Cathay Securities has launched a new ETF in Taiwan providing exposure to locally listed equities with high dividend yields and favourable environmental, social, and governance (ESG) profiles.
The Cathay MSCI Taiwan ESG Sustainability High Dividend Yield ETF (00878 TT) has listed on Taiwan Stock Exchange and comes with a management fee of 0.30%.
The fund is linked to the MSCI Taiwan Select ESG Sustainability High Yield Top 30 Index which is based upon the parent MSCI Taiwan universe of large- and mid-cap stocks.
The methodology uses insights from MSCI ESG Research to initially exclude companies embroiled in severe ESG-related controversies.
Each firm is then assigned an ESG rating based on a seven-point scale between AAA and CCC which indicates how well that company manages key ESG issues relative to industry peers. Firms that are considered ESG laggards (those with ratings below BB) are also removed.
The remaining constituents are ranked using a dividend score that is derived using a 25% contribution of the firm’s current dividend yield and a 75% contribution of its average dividend yield over the past three years.
The 30 highest-ranked stocks are selected for inclusion and weighted according to their dividend score in a bid to enhance the high-income nature of the index. The weight of any single constituent is capped at 15%.

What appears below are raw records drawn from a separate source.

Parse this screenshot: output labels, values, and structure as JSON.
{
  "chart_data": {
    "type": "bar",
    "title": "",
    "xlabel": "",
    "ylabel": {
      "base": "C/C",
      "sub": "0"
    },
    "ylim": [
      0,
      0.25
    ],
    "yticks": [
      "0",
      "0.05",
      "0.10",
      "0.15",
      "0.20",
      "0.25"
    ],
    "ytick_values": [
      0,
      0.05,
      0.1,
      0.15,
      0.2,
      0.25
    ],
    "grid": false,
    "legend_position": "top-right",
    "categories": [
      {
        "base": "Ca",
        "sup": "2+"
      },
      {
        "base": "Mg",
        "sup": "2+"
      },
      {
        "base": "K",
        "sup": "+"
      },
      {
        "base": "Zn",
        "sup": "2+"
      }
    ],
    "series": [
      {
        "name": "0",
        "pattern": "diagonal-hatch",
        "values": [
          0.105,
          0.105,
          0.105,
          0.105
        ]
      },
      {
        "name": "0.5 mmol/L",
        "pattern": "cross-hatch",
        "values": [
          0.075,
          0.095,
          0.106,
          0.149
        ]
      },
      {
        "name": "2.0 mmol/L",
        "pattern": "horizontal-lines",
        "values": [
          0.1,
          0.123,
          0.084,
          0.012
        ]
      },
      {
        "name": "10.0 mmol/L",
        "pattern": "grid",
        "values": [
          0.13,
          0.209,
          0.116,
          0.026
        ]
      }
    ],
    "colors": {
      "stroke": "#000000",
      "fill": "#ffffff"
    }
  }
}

The fund is only the second ETF in Taiwan to provide ESG-screened exposure to the country’s equity market. The first, unveiled in August 2019, is the Yuanta FTSE4Good TIP Taiwan ESG ETF (00850 TT) which comes with an expense ratio of 0.34%. It tracks the FTSE4Good TIP Taiwan ESG Index which provides broad exposure to Taiwanese equities while screening out companies from disreputable industries as well as those that are deemed unable to sufficiently manage their ESG risks.